The Monstrous Heart review – blood, fury and a talking dead bear

Committed, intense acting … Charlene Boyd in The Monstrous Heart.
Committed, intense acting … Charlene Boyd in The Monstrous Heart. Photograph: Mihaela Bodlovic

Gareth Nicholls directed Crocodile Fever at this year’s Edinburgh festival and Ulster American the year before that, both to critical acclaim. He seems to have a taste for knotty, angry dramas with strong female roles. All these factors feature in Oliver Emanuel’s new play about a dysfunctional mother and her doubly dysfunctional daughter, who collide catastrophically after years apart. There’s spitting fury, spilt blood and even a talking dead bear (with a growling voiceover from Tanya Moodie), but The Monstrous Heart never comes to life.

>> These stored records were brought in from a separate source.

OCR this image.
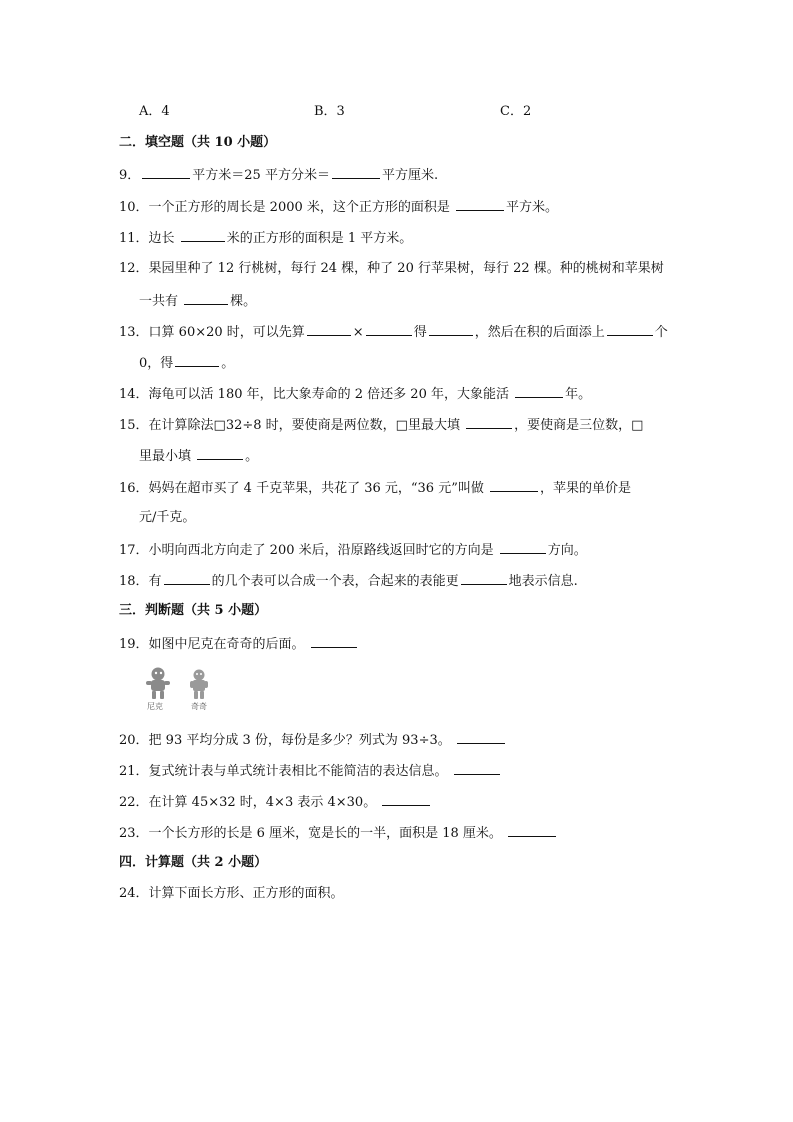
A．4	B．3	C．2
二．填空题（共 10 小题）
9．	平方米＝25 平方分米＝	平方厘米.
10．一个正方形的周长是 2000 米，这个正方形的面积是	平方米。
11．边长	米的正方形的面积是 1 平方米。
12．果园里种了 12 行桃树，每行 24 棵，种了 20 行苹果树，每行 22 棵。种的桃树和苹果树
一共有	棵。
13．口算 60×20 时，可以先算	×	得	，然后在积的后面添上	个
0，得	。
14．海龟可以活 180 年，比大象寿命的 2 倍还多 20 年，大象能活	年。
15．在计算除法□32÷8 时，要使商是两位数，□里最大填	，要使商是三位数，□
里最小填	。
16．妈妈在超市买了 4 千克苹果，共花了 36 元，“36 元”叫做	，苹果的单价是
元/千克。
17．小明向西北方向走了 200 米后，沿原路线返回时它的方向是	方向。
18．有	的几个表可以合成一个表，合起来的表能更	地表示信息.
三．判断题（共 5 小题）
19．如图中尼克在奇奇的后面。
尼克	奇奇
20．把 93 平均分成 3 份，每份是多少？列式为 93÷3。
21．复式统计表与单式统计表相比不能简洁的表达信息。
22．在计算 45×32 时，4×3 表示 4×30。
23．一个长方形的长是 6 厘米，宽是长的一半，面积是 18 厘米。
四．计算题（共 2 小题）
24．计算下面长方形、正方形的面积。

When Beth bursts into her mother Mag’s remote mountainside cabin, she brings the cold weather with her as well as ugly memories from the past. In no time at all, the pair’s back history has been hastily unfurled. We quickly discover that Beth has been released from prison and that both Beth and Mag have struggled with addiction, anger and motherhood. When a silent child (Pippa Bruce) emerges from behind a door, another piece of the pair’s past clumsily falls into place.

Hard to believe in the characters … Christine Entwisle in The Monstrous Heart.
Hard to believe in the characters … Christine Entwisle in The Monstrous Heart. Photograph: Mihaela Bodlovic

The characters unravel at double-quick speed, to the extent that it becomes hard to believe in their past or present selves, or connect with either. Charlene Boyd plays Beth as a prowling beast, circling her prey – hungrily, desperately, occasionally hopefully. Her laugh is an ugly sound: a gasping for breath or maybe a cry for help. Christine Entwisle, as Mag, starts out with her shoulders slumped and her eyes downcast. But in just a few short scenes, she transforms from an anxious and sober woman into an alcohol-swilling demon; dangerous, wild and almost entirely without compassion.

The acting is committed and intense. There’s also some nicely detailed direction from Nicholls, who finds real meaning in seemingly throwaway moments, such as when Beth carefully shakes down her coat, only to coolly drop it on the floor seconds later. But this determinedly dramatic play ends up feeling rushed and remote. Mother and daughter scream at each other, attack each other and pretty much destroy each other, all in just over an hour. In the end there’s precious little left for them, or the audience, to hold on to.